When we got to the ER we saw more family. I was doing my paperwork when I overheard one family member say to another “I hope she is ok, her mom can’t go without that assistance check.” Is that what these people thought of? was this girl with pigtails reduced to a dollar sign? A check in the mail was all she was worth to this family? I left the ER and went home after my paperwork. I sat and realized that the area I serve didn’t have the same values and morals that I did and that the best thing for me to do was to leave it. I became calloused, racist, and my reaction towards the citizens of the city was not positive.
I got burnout and asked to be assigned to a transfer wagon. Going from A to B sounded ok to me, less stress and less dead people. I eventually got a partner as burned out as I was and we became best friends, partners in slime.
I later got fired from that company and hired at a new private, assigned to a cushy rural town (AKA the vacation station) but it didn’t get better, just less frequent.

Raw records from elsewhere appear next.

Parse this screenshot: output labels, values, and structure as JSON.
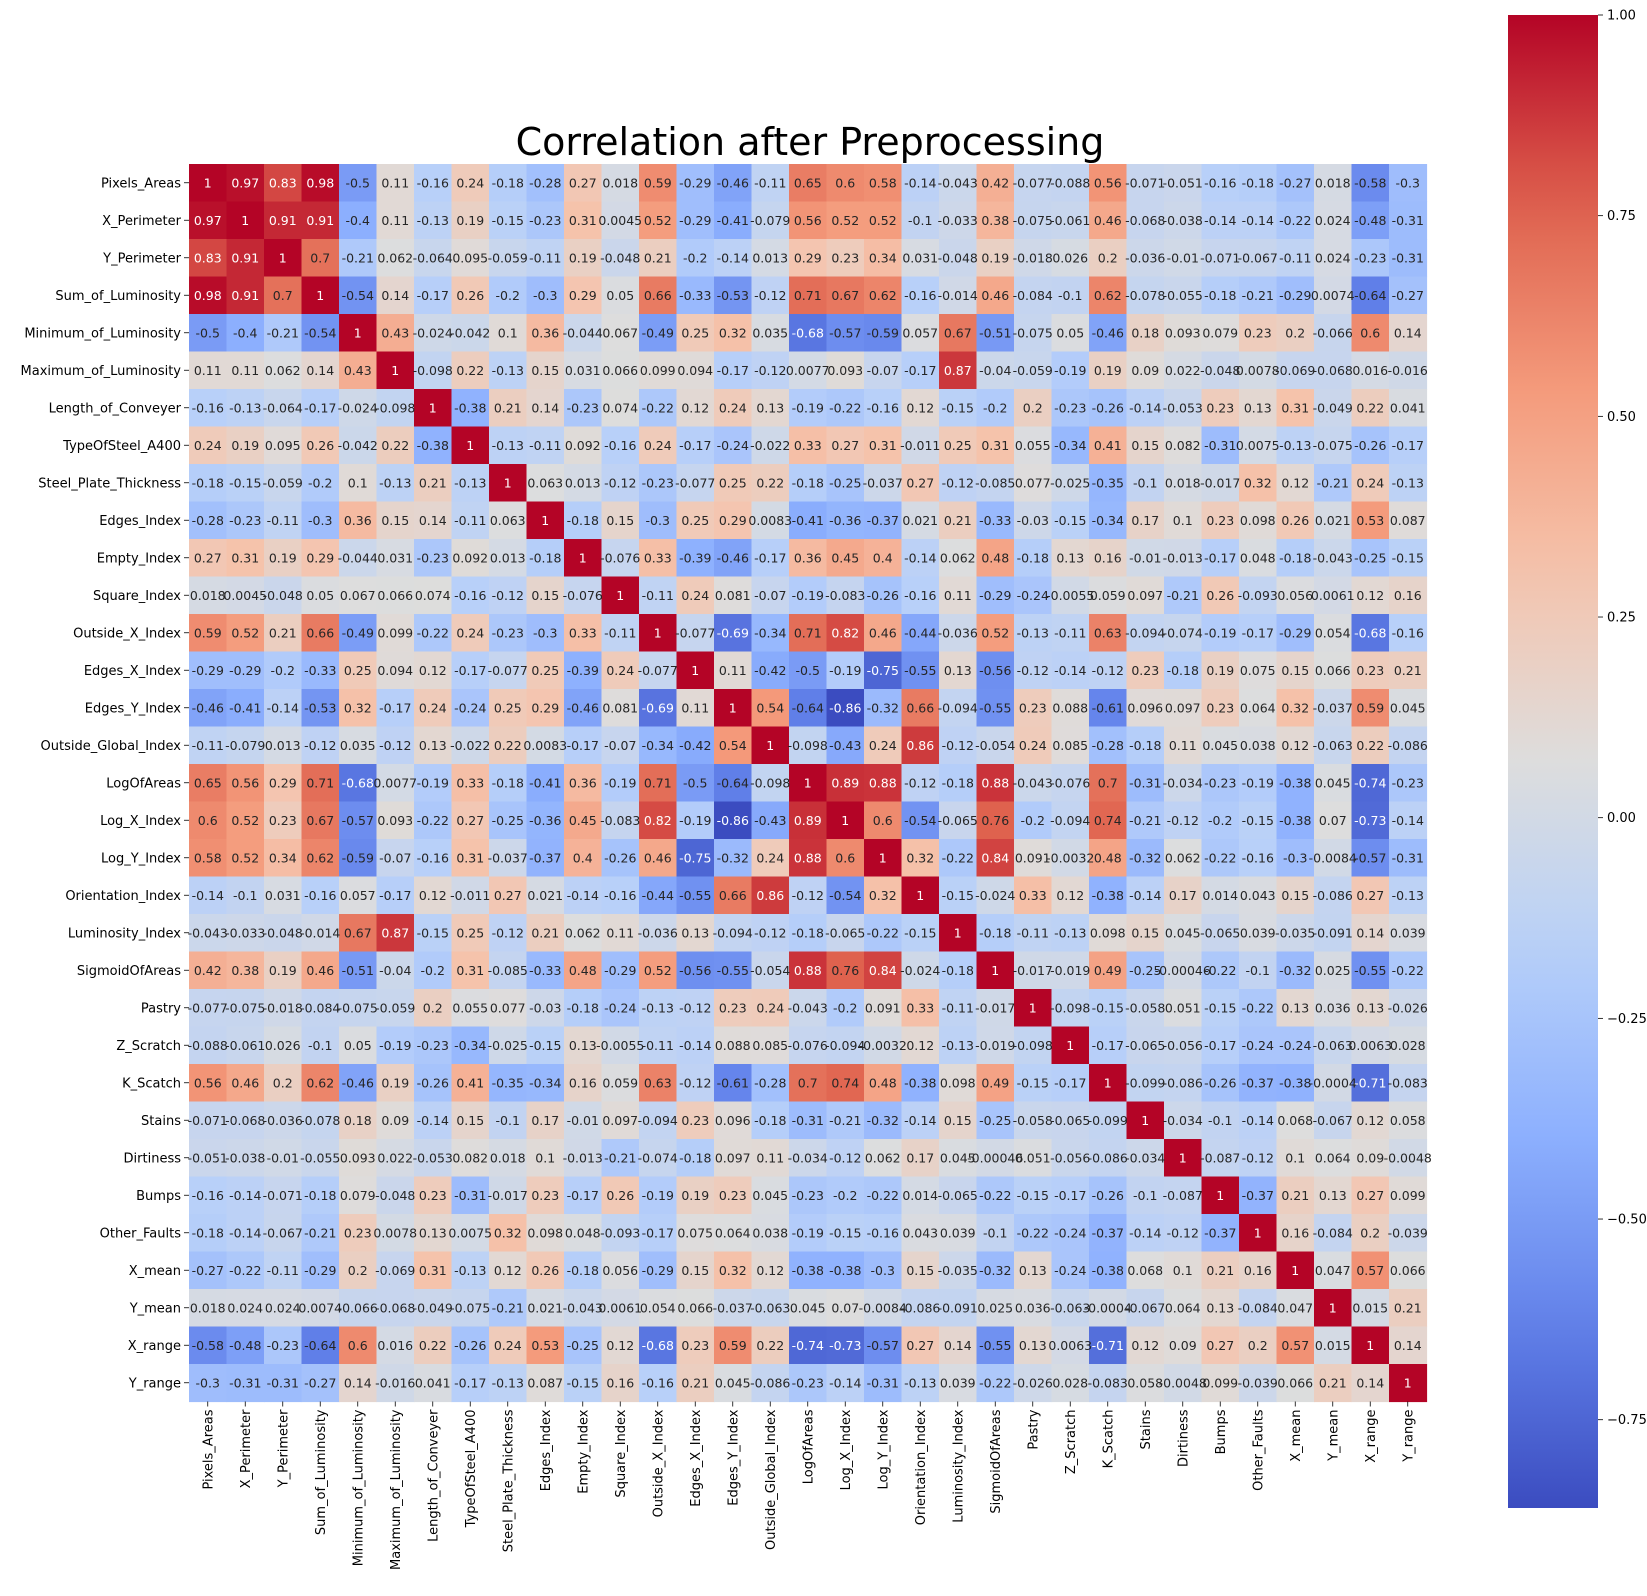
{
  "chart_data": {
    "type": "heatmap",
    "title": "Correlation after Preprocessing",
    "labels": [
      "Pixels_Areas",
      "X_Perimeter",
      "Y_Perimeter",
      "Sum_of_Luminosity",
      "Minimum_of_Luminosity",
      "Maximum_of_Luminosity",
      "Length_of_Conveyer",
      "TypeOfSteel_A400",
      "Steel_Plate_Thickness",
      "Edges_Index",
      "Empty_Index",
      "Square_Index",
      "Outside_X_Index",
      "Edges_X_Index",
      "Edges_Y_Index",
      "Outside_Global_Index",
      "LogOfAreas",
      "Log_X_Index",
      "Log_Y_Index",
      "Orientation_Index",
      "Luminosity_Index",
      "SigmoidOfAreas",
      "Pastry",
      "Z_Scratch",
      "K_Scatch",
      "Stains",
      "Dirtiness",
      "Bumps",
      "Other_Faults",
      "X_mean",
      "Y_mean",
      "X_range",
      "Y_range"
    ],
    "values": [
      [
        1,
        0.97,
        0.83,
        0.98,
        -0.5,
        0.11,
        -0.16,
        0.24,
        -0.18,
        -0.28,
        0.27,
        0.018,
        0.59,
        -0.29,
        -0.46,
        -0.11,
        0.65,
        0.6,
        0.58,
        -0.14,
        -0.043,
        0.42,
        -0.077,
        -0.088,
        0.56,
        -0.071,
        -0.051,
        -0.16,
        -0.18,
        -0.27,
        0.018,
        -0.58,
        -0.3
      ],
      [
        0.97,
        1,
        0.91,
        0.91,
        -0.4,
        0.11,
        -0.13,
        0.19,
        -0.15,
        -0.23,
        0.31,
        0.0045,
        0.52,
        -0.29,
        -0.41,
        -0.079,
        0.56,
        0.52,
        0.52,
        -0.1,
        -0.033,
        0.38,
        -0.075,
        -0.061,
        0.46,
        -0.068,
        -0.038,
        -0.14,
        -0.14,
        -0.22,
        0.024,
        -0.48,
        -0.31
      ],
      [
        0.83,
        0.91,
        1,
        0.7,
        -0.21,
        0.062,
        -0.064,
        0.095,
        -0.059,
        -0.11,
        0.19,
        -0.048,
        0.21,
        -0.2,
        -0.14,
        0.013,
        0.29,
        0.23,
        0.34,
        0.031,
        -0.048,
        0.19,
        -0.018,
        0.026,
        0.2,
        -0.036,
        -0.01,
        -0.071,
        -0.067,
        -0.11,
        0.024,
        -0.23,
        -0.31
      ],
      [
        0.98,
        0.91,
        0.7,
        1,
        -0.54,
        0.14,
        -0.17,
        0.26,
        -0.2,
        -0.3,
        0.29,
        0.05,
        0.66,
        -0.33,
        -0.53,
        -0.12,
        0.71,
        0.67,
        0.62,
        -0.16,
        -0.014,
        0.46,
        -0.084,
        -0.1,
        0.62,
        -0.078,
        -0.055,
        -0.18,
        -0.21,
        -0.29,
        0.0074,
        -0.64,
        -0.27
      ],
      [
        -0.5,
        -0.4,
        -0.21,
        -0.54,
        1,
        0.43,
        -0.024,
        -0.042,
        0.1,
        0.36,
        -0.044,
        0.067,
        -0.49,
        0.25,
        0.32,
        0.035,
        -0.68,
        -0.57,
        -0.59,
        0.057,
        0.67,
        -0.51,
        -0.075,
        0.05,
        -0.46,
        0.18,
        0.093,
        0.079,
        0.23,
        0.2,
        -0.066,
        0.6,
        0.14
      ],
      [
        0.11,
        0.11,
        0.062,
        0.14,
        0.43,
        1,
        -0.098,
        0.22,
        -0.13,
        0.15,
        0.031,
        0.066,
        0.099,
        0.094,
        -0.17,
        -0.12,
        0.0077,
        0.093,
        -0.07,
        -0.17,
        0.87,
        -0.04,
        -0.059,
        -0.19,
        0.19,
        0.09,
        0.022,
        -0.048,
        0.0078,
        -0.069,
        -0.068,
        0.016,
        -0.016
      ],
      [
        -0.16,
        -0.13,
        -0.064,
        -0.17,
        -0.024,
        -0.098,
        1,
        -0.38,
        0.21,
        0.14,
        -0.23,
        0.074,
        -0.22,
        0.12,
        0.24,
        0.13,
        -0.19,
        -0.22,
        -0.16,
        0.12,
        -0.15,
        -0.2,
        0.2,
        -0.23,
        -0.26,
        -0.14,
        -0.053,
        0.23,
        0.13,
        0.31,
        -0.049,
        0.22,
        0.041
      ],
      [
        0.24,
        0.19,
        0.095,
        0.26,
        -0.042,
        0.22,
        -0.38,
        1,
        -0.13,
        -0.11,
        0.092,
        -0.16,
        0.24,
        -0.17,
        -0.24,
        -0.022,
        0.33,
        0.27,
        0.31,
        -0.011,
        0.25,
        0.31,
        0.055,
        -0.34,
        0.41,
        0.15,
        0.082,
        -0.31,
        0.0075,
        -0.13,
        -0.075,
        -0.26,
        -0.17
      ],
      [
        -0.18,
        -0.15,
        -0.059,
        -0.2,
        0.1,
        -0.13,
        0.21,
        -0.13,
        1,
        0.063,
        0.013,
        -0.12,
        -0.23,
        -0.077,
        0.25,
        0.22,
        -0.18,
        -0.25,
        -0.037,
        0.27,
        -0.12,
        -0.085,
        0.077,
        -0.025,
        -0.35,
        -0.1,
        0.018,
        -0.017,
        0.32,
        0.12,
        -0.21,
        0.24,
        -0.13
      ],
      [
        -0.28,
        -0.23,
        -0.11,
        -0.3,
        0.36,
        0.15,
        0.14,
        -0.11,
        0.063,
        1,
        -0.18,
        0.15,
        -0.3,
        0.25,
        0.29,
        0.0083,
        -0.41,
        -0.36,
        -0.37,
        0.021,
        0.21,
        -0.33,
        -0.03,
        -0.15,
        -0.34,
        0.17,
        0.1,
        0.23,
        0.098,
        0.26,
        0.021,
        0.53,
        0.087
      ],
      [
        0.27,
        0.31,
        0.19,
        0.29,
        -0.044,
        0.031,
        -0.23,
        0.092,
        0.013,
        -0.18,
        1,
        -0.076,
        0.33,
        -0.39,
        -0.46,
        -0.17,
        0.36,
        0.45,
        0.4,
        -0.14,
        0.062,
        0.48,
        -0.18,
        0.13,
        0.16,
        -0.01,
        -0.013,
        -0.17,
        0.048,
        -0.18,
        -0.043,
        -0.25,
        -0.15
      ],
      [
        0.018,
        0.0045,
        -0.048,
        0.05,
        0.067,
        0.066,
        0.074,
        -0.16,
        -0.12,
        0.15,
        -0.076,
        1,
        -0.11,
        0.24,
        0.081,
        -0.07,
        -0.19,
        -0.083,
        -0.26,
        -0.16,
        0.11,
        -0.29,
        -0.24,
        -0.0055,
        0.059,
        0.097,
        -0.21,
        0.26,
        -0.093,
        0.056,
        0.0061,
        0.12,
        0.16
      ],
      [
        0.59,
        0.52,
        0.21,
        0.66,
        -0.49,
        0.099,
        -0.22,
        0.24,
        -0.23,
        -0.3,
        0.33,
        -0.11,
        1,
        -0.077,
        -0.69,
        -0.34,
        0.71,
        0.82,
        0.46,
        -0.44,
        -0.036,
        0.52,
        -0.13,
        -0.11,
        0.63,
        -0.094,
        -0.074,
        -0.19,
        -0.17,
        -0.29,
        0.054,
        -0.68,
        -0.16
      ],
      [
        -0.29,
        -0.29,
        -0.2,
        -0.33,
        0.25,
        0.094,
        0.12,
        -0.17,
        -0.077,
        0.25,
        -0.39,
        0.24,
        -0.077,
        1,
        0.11,
        -0.42,
        -0.5,
        -0.19,
        -0.75,
        -0.55,
        0.13,
        -0.56,
        -0.12,
        -0.14,
        -0.12,
        0.23,
        -0.18,
        0.19,
        0.075,
        0.15,
        0.066,
        0.23,
        0.21
      ],
      [
        -0.46,
        -0.41,
        -0.14,
        -0.53,
        0.32,
        -0.17,
        0.24,
        -0.24,
        0.25,
        0.29,
        -0.46,
        0.081,
        -0.69,
        0.11,
        1,
        0.54,
        -0.64,
        -0.86,
        -0.32,
        0.66,
        -0.094,
        -0.55,
        0.23,
        0.088,
        -0.61,
        0.096,
        0.097,
        0.23,
        0.064,
        0.32,
        -0.037,
        0.59,
        0.045
      ],
      [
        -0.11,
        -0.079,
        0.013,
        -0.12,
        0.035,
        -0.12,
        0.13,
        -0.022,
        0.22,
        0.0083,
        -0.17,
        -0.07,
        -0.34,
        -0.42,
        0.54,
        1,
        -0.098,
        -0.43,
        0.24,
        0.86,
        -0.12,
        -0.054,
        0.24,
        0.085,
        -0.28,
        -0.18,
        0.11,
        0.045,
        0.038,
        0.12,
        -0.063,
        0.22,
        -0.086
      ],
      [
        0.65,
        0.56,
        0.29,
        0.71,
        -0.68,
        0.0077,
        -0.19,
        0.33,
        -0.18,
        -0.41,
        0.36,
        -0.19,
        0.71,
        -0.5,
        -0.64,
        -0.098,
        1,
        0.89,
        0.88,
        -0.12,
        -0.18,
        0.88,
        -0.043,
        -0.076,
        0.7,
        -0.31,
        -0.034,
        -0.23,
        -0.19,
        -0.38,
        0.045,
        -0.74,
        -0.23
      ],
      [
        0.6,
        0.52,
        0.23,
        0.67,
        -0.57,
        0.093,
        -0.22,
        0.27,
        -0.25,
        -0.36,
        0.45,
        -0.083,
        0.82,
        -0.19,
        -0.86,
        -0.43,
        0.89,
        1,
        0.6,
        -0.54,
        -0.065,
        0.76,
        -0.2,
        -0.094,
        0.74,
        -0.21,
        -0.12,
        -0.2,
        -0.15,
        -0.38,
        0.07,
        -0.73,
        -0.14
      ],
      [
        0.58,
        0.52,
        0.34,
        0.62,
        -0.59,
        -0.07,
        -0.16,
        0.31,
        -0.037,
        -0.37,
        0.4,
        -0.26,
        0.46,
        -0.75,
        -0.32,
        0.24,
        0.88,
        0.6,
        1,
        0.32,
        -0.22,
        0.84,
        0.091,
        -0.0032,
        0.48,
        -0.32,
        0.062,
        -0.22,
        -0.16,
        -0.3,
        -0.0084,
        -0.57,
        -0.31
      ],
      [
        -0.14,
        -0.1,
        0.031,
        -0.16,
        0.057,
        -0.17,
        0.12,
        -0.011,
        0.27,
        0.021,
        -0.14,
        -0.16,
        -0.44,
        -0.55,
        0.66,
        0.86,
        -0.12,
        -0.54,
        0.32,
        1,
        -0.15,
        -0.024,
        0.33,
        0.12,
        -0.38,
        -0.14,
        0.17,
        0.014,
        0.043,
        0.15,
        -0.086,
        0.27,
        -0.13
      ],
      [
        -0.043,
        -0.033,
        -0.048,
        -0.014,
        0.67,
        0.87,
        -0.15,
        0.25,
        -0.12,
        0.21,
        0.062,
        0.11,
        -0.036,
        0.13,
        -0.094,
        -0.12,
        -0.18,
        -0.065,
        -0.22,
        -0.15,
        1,
        -0.18,
        -0.11,
        -0.13,
        0.098,
        0.15,
        0.045,
        -0.065,
        0.039,
        -0.035,
        -0.091,
        0.14,
        0.039
      ],
      [
        0.42,
        0.38,
        0.19,
        0.46,
        -0.51,
        -0.04,
        -0.2,
        0.31,
        -0.085,
        -0.33,
        0.48,
        -0.29,
        0.52,
        -0.56,
        -0.55,
        -0.054,
        0.88,
        0.76,
        0.84,
        -0.024,
        -0.18,
        1,
        -0.017,
        -0.019,
        0.49,
        -0.25,
        -0.00046,
        -0.22,
        -0.1,
        -0.32,
        0.025,
        -0.55,
        -0.22
      ],
      [
        -0.077,
        -0.075,
        -0.018,
        -0.084,
        -0.075,
        -0.059,
        0.2,
        0.055,
        0.077,
        -0.03,
        -0.18,
        -0.24,
        -0.13,
        -0.12,
        0.23,
        0.24,
        -0.043,
        -0.2,
        0.091,
        0.33,
        -0.11,
        -0.017,
        1,
        -0.098,
        -0.15,
        -0.058,
        0.051,
        -0.15,
        -0.22,
        0.13,
        0.036,
        0.13,
        -0.026
      ],
      [
        -0.088,
        -0.061,
        0.026,
        -0.1,
        0.05,
        -0.19,
        -0.23,
        -0.34,
        -0.025,
        -0.15,
        0.13,
        -0.0055,
        -0.11,
        -0.14,
        0.088,
        0.085,
        -0.076,
        -0.094,
        -0.0032,
        0.12,
        -0.13,
        -0.019,
        -0.098,
        1,
        -0.17,
        -0.065,
        -0.056,
        -0.17,
        -0.24,
        -0.24,
        -0.063,
        0.0063,
        0.028
      ],
      [
        0.56,
        0.46,
        0.2,
        0.62,
        -0.46,
        0.19,
        -0.26,
        0.41,
        -0.35,
        -0.34,
        0.16,
        0.059,
        0.63,
        -0.12,
        -0.61,
        -0.28,
        0.7,
        0.74,
        0.48,
        -0.38,
        0.098,
        0.49,
        -0.15,
        -0.17,
        1,
        -0.099,
        -0.086,
        -0.26,
        -0.37,
        -0.38,
        -0.0004,
        -0.71,
        -0.083
      ],
      [
        -0.071,
        -0.068,
        -0.036,
        -0.078,
        0.18,
        0.09,
        -0.14,
        0.15,
        -0.1,
        0.17,
        -0.01,
        0.097,
        -0.094,
        0.23,
        0.096,
        -0.18,
        -0.31,
        -0.21,
        -0.32,
        -0.14,
        0.15,
        -0.25,
        -0.058,
        -0.065,
        -0.099,
        1,
        -0.034,
        -0.1,
        -0.14,
        0.068,
        -0.067,
        0.12,
        0.058
      ],
      [
        -0.051,
        -0.038,
        -0.01,
        -0.055,
        0.093,
        0.022,
        -0.053,
        0.082,
        0.018,
        0.1,
        -0.013,
        -0.21,
        -0.074,
        -0.18,
        0.097,
        0.11,
        -0.034,
        -0.12,
        0.062,
        0.17,
        0.045,
        -0.00046,
        0.051,
        -0.056,
        -0.086,
        -0.034,
        1,
        -0.087,
        -0.12,
        0.1,
        0.064,
        0.09,
        -0.0048
      ],
      [
        -0.16,
        -0.14,
        -0.071,
        -0.18,
        0.079,
        -0.048,
        0.23,
        -0.31,
        -0.017,
        0.23,
        -0.17,
        0.26,
        -0.19,
        0.19,
        0.23,
        0.045,
        -0.23,
        -0.2,
        -0.22,
        0.014,
        -0.065,
        -0.22,
        -0.15,
        -0.17,
        -0.26,
        -0.1,
        -0.087,
        1,
        -0.37,
        0.21,
        0.13,
        0.27,
        0.099
      ],
      [
        -0.18,
        -0.14,
        -0.067,
        -0.21,
        0.23,
        0.0078,
        0.13,
        0.0075,
        0.32,
        0.098,
        0.048,
        -0.093,
        -0.17,
        0.075,
        0.064,
        0.038,
        -0.19,
        -0.15,
        -0.16,
        0.043,
        0.039,
        -0.1,
        -0.22,
        -0.24,
        -0.37,
        -0.14,
        -0.12,
        -0.37,
        1,
        0.16,
        -0.084,
        0.2,
        -0.039
      ],
      [
        -0.27,
        -0.22,
        -0.11,
        -0.29,
        0.2,
        -0.069,
        0.31,
        -0.13,
        0.12,
        0.26,
        -0.18,
        0.056,
        -0.29,
        0.15,
        0.32,
        0.12,
        -0.38,
        -0.38,
        -0.3,
        0.15,
        -0.035,
        -0.32,
        0.13,
        -0.24,
        -0.38,
        0.068,
        0.1,
        0.21,
        0.16,
        1,
        0.047,
        0.57,
        0.066
      ],
      [
        0.018,
        0.024,
        0.024,
        0.0074,
        -0.066,
        -0.068,
        -0.049,
        -0.075,
        -0.21,
        0.021,
        -0.043,
        0.0061,
        0.054,
        0.066,
        -0.037,
        -0.063,
        0.045,
        0.07,
        -0.0084,
        -0.086,
        -0.091,
        0.025,
        0.036,
        -0.063,
        -0.0004,
        -0.067,
        0.064,
        0.13,
        -0.084,
        0.047,
        1,
        0.015,
        0.21
      ],
      [
        -0.58,
        -0.48,
        -0.23,
        -0.64,
        0.6,
        0.016,
        0.22,
        -0.26,
        0.24,
        0.53,
        -0.25,
        0.12,
        -0.68,
        0.23,
        0.59,
        0.22,
        -0.74,
        -0.73,
        -0.57,
        0.27,
        0.14,
        -0.55,
        0.13,
        0.0063,
        -0.71,
        0.12,
        0.09,
        0.27,
        0.2,
        0.57,
        0.015,
        1,
        0.14
      ],
      [
        -0.3,
        -0.31,
        -0.31,
        -0.27,
        0.14,
        -0.016,
        0.041,
        -0.17,
        -0.13,
        0.087,
        -0.15,
        0.16,
        -0.16,
        0.21,
        0.045,
        -0.086,
        -0.23,
        -0.14,
        -0.31,
        -0.13,
        0.039,
        -0.22,
        -0.026,
        0.028,
        -0.083,
        0.058,
        -0.0048,
        0.099,
        -0.039,
        0.066,
        0.21,
        0.14,
        1
      ]
    ],
    "colorbar": {
      "colormap": "coolwarm",
      "range": [
        -0.86,
        1.0
      ],
      "ticks": [
        1.0,
        0.75,
        0.5,
        0.25,
        0.0,
        -0.25,
        -0.5,
        -0.75
      ],
      "tick_labels": [
        "1.00",
        "0.75",
        "0.50",
        "0.25",
        "0.00",
        "−0.25",
        "−0.50",
        "−0.75"
      ]
    }
  }
}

We had a guy try to kill himself by driving his car off the road. His face broke and his eyeball popped out like the Halloween toy glasses with the eyeballs on a spring, held on only by the nerve. We quickly extricated him and got him to the truck. During the ride to the trauma center I was at his head, I looked at his one pupil, and then grabbed his eye and tilted it towards me to look at it
We got to the ER and his girlfriend came up to us and thanked us with tears in her eyes. I tried to comfort her and got her a cup of tea from the ER.
He later died and I went about the rest of my day. I went home and hugged my girlfriend and my dogs.

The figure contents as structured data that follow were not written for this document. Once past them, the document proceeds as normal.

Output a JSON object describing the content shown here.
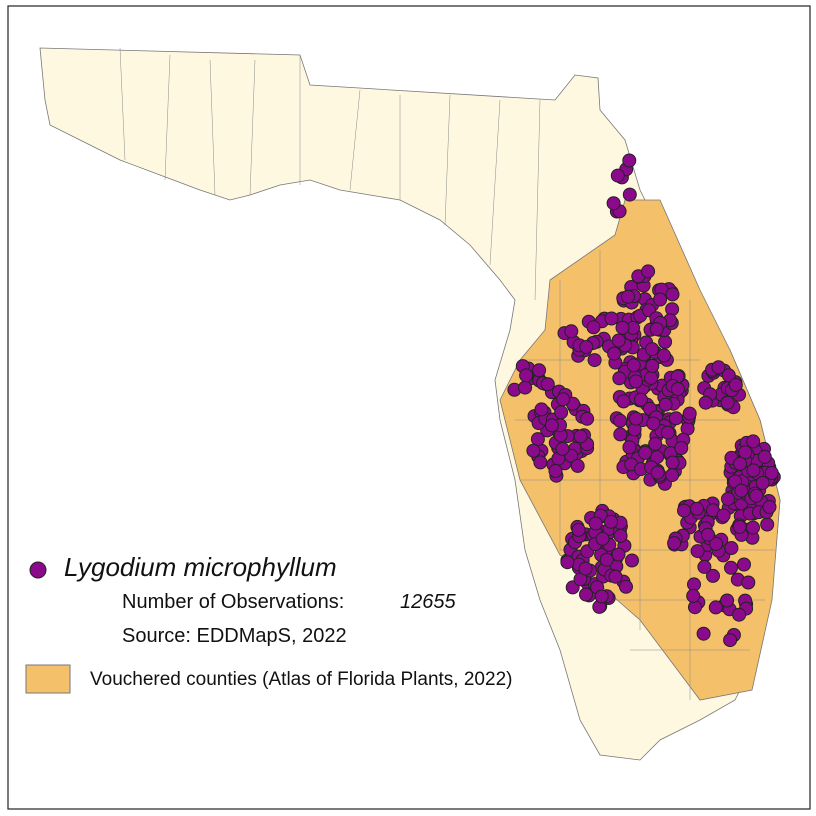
{
  "legend": {
    "species": "Lygodium microphyllum",
    "observations_label": "Number of Observations:",
    "observations_count": 12655,
    "source": "Source: EDDMapS, 2022",
    "vouchered": "Vouchered counties (Atlas of Florida Plants, 2022)"
  }
}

I get depressed when I think about that call. I still see it in my dreams and my daydreams. I frequently have nights without sleep, staying up thinking about the horrible things I have seen, but those 2 calls stick out all the time.
I found a friend that I can talk with about this, she is a medic too. She knows the things we see and how they will haunt us forever.
I hope to get out of EMS soon (a year or less) I have a side job that is taking off and needs more of my time. I love doing it and it rewards me for my hustle. I get paid more for doing less and I enjoy the people I meet. I now am a bail bondsman.
I had a revelation when I was counting money one day, I got paid more to get a criminal out in 3 hours than I did all week in EMS. I figure i have served my time, done good for an ungrateful community. I can walk away from EMS knowing that I did make a difference in some lives.
I found my niche and I hope it grows, because a lil bit of me dies every time i put the uniform on. I just hope I have enough of me left when I take it off for good.